En Latinoamérica, Uruguay fue el primer país en establecer su Sistema Nacional Integrado de Cuidados, que está organizado en tres instancias de coordinación:​ Una Junta Nacional de Cuidados que establece responsabilidades y plazos, integrada por múltiples ministerios (Desarrollo Social, Educación, Trabajo, Salud, Economía); una Secretaría Nacional de Cuidados responsable de la articulación, coordinación y supervisión; y un Comité Consultivo, que asesora sobre mejores prácticas e incluye trabajadores del sector, sociedad civil, sector privado y academia.

El sistema atiende a las infancias de los 0 a 12 años, personas mayores de 70 años en situación de dependencia, y personas con discapacidad. Uruguay invierte actualmente el 0.4% de su PIB en cuidados, pero tiene dificultades de sostenibilidad financiera y cobertura, particularmente en servicios a personas mayores.​

Costa Rica tiene una Política Nacional de Cuidados 2021-2031 para la implementación progresiva de un sistema de atención a personas en situación de dependencia.​

La política contempla múltiples modalidades que combinan entorno familiar con tecnología; como la teleasistencia; atención domiciliaria; centros de día; residencias de larga estancia; Red de Cuidado de Personas Mayores; y prioriza servicios de base domiciliar que permitan a las personas permanecer en su hogar la mayor cantidad de tiempo posible.​

España tiene un Sistema para la Autonomía y Atención a la Dependencia (SAAD) que funciona desde 2007 y universalizó el acceso independientemente de edad u otras características demográficas.​

El sistema español comprende servicios de prevención de dependencia y promoción de autonomía personal; teleasistencia; servicios de cuidados en domicilio; centros de día; residencias; servicios comunitarios.

El modelo opera con financiamiento tripartita, el mínimo por parte de la administración general del estado; un nivel acordado fondeado conjuntamente por el Estado y las Comunidades Autónomas mediante convenios; y uno autónomo financiado por las Comunidades Autónomas según sus recursos.

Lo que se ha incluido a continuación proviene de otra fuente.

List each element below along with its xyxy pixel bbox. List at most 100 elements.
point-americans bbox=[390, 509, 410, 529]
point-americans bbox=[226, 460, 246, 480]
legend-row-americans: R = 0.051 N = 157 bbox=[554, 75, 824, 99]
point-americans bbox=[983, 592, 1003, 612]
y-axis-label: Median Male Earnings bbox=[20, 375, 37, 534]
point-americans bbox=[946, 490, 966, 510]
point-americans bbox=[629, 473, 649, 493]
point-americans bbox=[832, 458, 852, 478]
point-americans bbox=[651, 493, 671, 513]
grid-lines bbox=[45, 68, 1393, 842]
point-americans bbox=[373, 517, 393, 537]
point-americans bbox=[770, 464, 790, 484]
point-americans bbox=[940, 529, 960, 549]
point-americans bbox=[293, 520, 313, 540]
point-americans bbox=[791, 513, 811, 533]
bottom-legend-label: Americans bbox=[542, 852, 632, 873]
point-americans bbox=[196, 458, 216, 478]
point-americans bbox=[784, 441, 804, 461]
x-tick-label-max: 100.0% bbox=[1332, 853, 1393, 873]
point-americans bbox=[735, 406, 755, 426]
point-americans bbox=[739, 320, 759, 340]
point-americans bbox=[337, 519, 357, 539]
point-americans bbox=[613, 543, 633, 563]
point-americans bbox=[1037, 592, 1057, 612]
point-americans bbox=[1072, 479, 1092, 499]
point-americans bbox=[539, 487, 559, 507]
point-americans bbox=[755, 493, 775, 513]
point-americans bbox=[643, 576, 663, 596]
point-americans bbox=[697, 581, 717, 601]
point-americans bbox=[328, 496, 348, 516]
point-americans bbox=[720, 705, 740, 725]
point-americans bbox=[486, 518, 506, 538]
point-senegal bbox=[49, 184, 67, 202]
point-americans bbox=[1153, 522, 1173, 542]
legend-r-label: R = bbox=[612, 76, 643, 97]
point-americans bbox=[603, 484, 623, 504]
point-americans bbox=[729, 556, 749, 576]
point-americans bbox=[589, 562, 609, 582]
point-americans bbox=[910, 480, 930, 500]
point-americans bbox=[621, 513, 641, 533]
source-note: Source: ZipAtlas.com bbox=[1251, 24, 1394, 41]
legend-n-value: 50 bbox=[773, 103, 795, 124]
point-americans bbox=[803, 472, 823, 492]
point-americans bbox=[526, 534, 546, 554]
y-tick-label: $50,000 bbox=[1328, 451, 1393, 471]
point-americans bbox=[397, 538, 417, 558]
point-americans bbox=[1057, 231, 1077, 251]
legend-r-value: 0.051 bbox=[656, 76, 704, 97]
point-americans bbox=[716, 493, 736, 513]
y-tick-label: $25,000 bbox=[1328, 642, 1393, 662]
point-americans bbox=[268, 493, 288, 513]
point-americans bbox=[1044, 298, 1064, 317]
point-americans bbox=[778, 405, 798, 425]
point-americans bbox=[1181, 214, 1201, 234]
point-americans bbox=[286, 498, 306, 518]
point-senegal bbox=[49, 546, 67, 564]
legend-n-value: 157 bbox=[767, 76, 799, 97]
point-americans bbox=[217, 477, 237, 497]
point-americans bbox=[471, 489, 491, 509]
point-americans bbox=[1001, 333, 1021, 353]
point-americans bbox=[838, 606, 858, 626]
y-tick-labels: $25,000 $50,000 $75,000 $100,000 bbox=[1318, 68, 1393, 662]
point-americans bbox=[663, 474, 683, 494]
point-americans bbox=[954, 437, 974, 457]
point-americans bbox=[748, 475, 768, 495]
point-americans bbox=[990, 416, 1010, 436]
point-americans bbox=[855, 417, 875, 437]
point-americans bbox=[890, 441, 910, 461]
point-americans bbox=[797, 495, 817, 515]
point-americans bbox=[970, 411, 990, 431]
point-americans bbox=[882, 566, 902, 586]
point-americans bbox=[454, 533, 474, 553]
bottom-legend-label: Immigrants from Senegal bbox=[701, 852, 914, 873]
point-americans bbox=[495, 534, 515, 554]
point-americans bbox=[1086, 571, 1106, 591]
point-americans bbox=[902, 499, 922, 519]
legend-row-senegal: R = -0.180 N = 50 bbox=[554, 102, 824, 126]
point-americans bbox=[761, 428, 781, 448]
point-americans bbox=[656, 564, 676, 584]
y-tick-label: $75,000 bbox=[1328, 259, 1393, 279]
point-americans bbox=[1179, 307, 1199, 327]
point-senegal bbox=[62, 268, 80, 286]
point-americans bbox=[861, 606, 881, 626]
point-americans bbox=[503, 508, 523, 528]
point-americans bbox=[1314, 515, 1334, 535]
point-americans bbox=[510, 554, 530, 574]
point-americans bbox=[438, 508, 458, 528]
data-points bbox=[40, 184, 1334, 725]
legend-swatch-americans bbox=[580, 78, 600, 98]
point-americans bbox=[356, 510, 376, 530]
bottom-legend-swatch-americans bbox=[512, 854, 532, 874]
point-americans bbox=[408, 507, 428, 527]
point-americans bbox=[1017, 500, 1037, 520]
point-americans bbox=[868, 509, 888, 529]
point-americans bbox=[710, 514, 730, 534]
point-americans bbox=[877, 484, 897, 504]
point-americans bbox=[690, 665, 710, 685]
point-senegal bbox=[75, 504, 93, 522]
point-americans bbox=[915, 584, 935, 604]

Japón es el país con menor índice de cuidados institucionalizados (solo 25% de personas receptoras de cuidados de larga duración), priorizando atención comunitaria y domiciliar. Establece índices obligatorios de personal de enfermería y requisitos de capacitación para trabajadores de cuidados.​

Morelos registra entonces un avance legislativo al reconocer constitucionalmente el derecho al cuidado y establecer la estructura legal para un sistema integral. Pero el éxito del modelo que aún no inicia su implementación estará en un financiamiento suficiente y programable; instituciones dedicadas y con definiciones claras de funciones; la definición específica de servicios para las poblaciones objetivo; invertir en la formación y profesionalización de cuidadores; evaluar y ajustar las políticas conforme a los indicadores de cobertura, accesibilidad y calidad; la coordinación interinstitucional entre los sectores.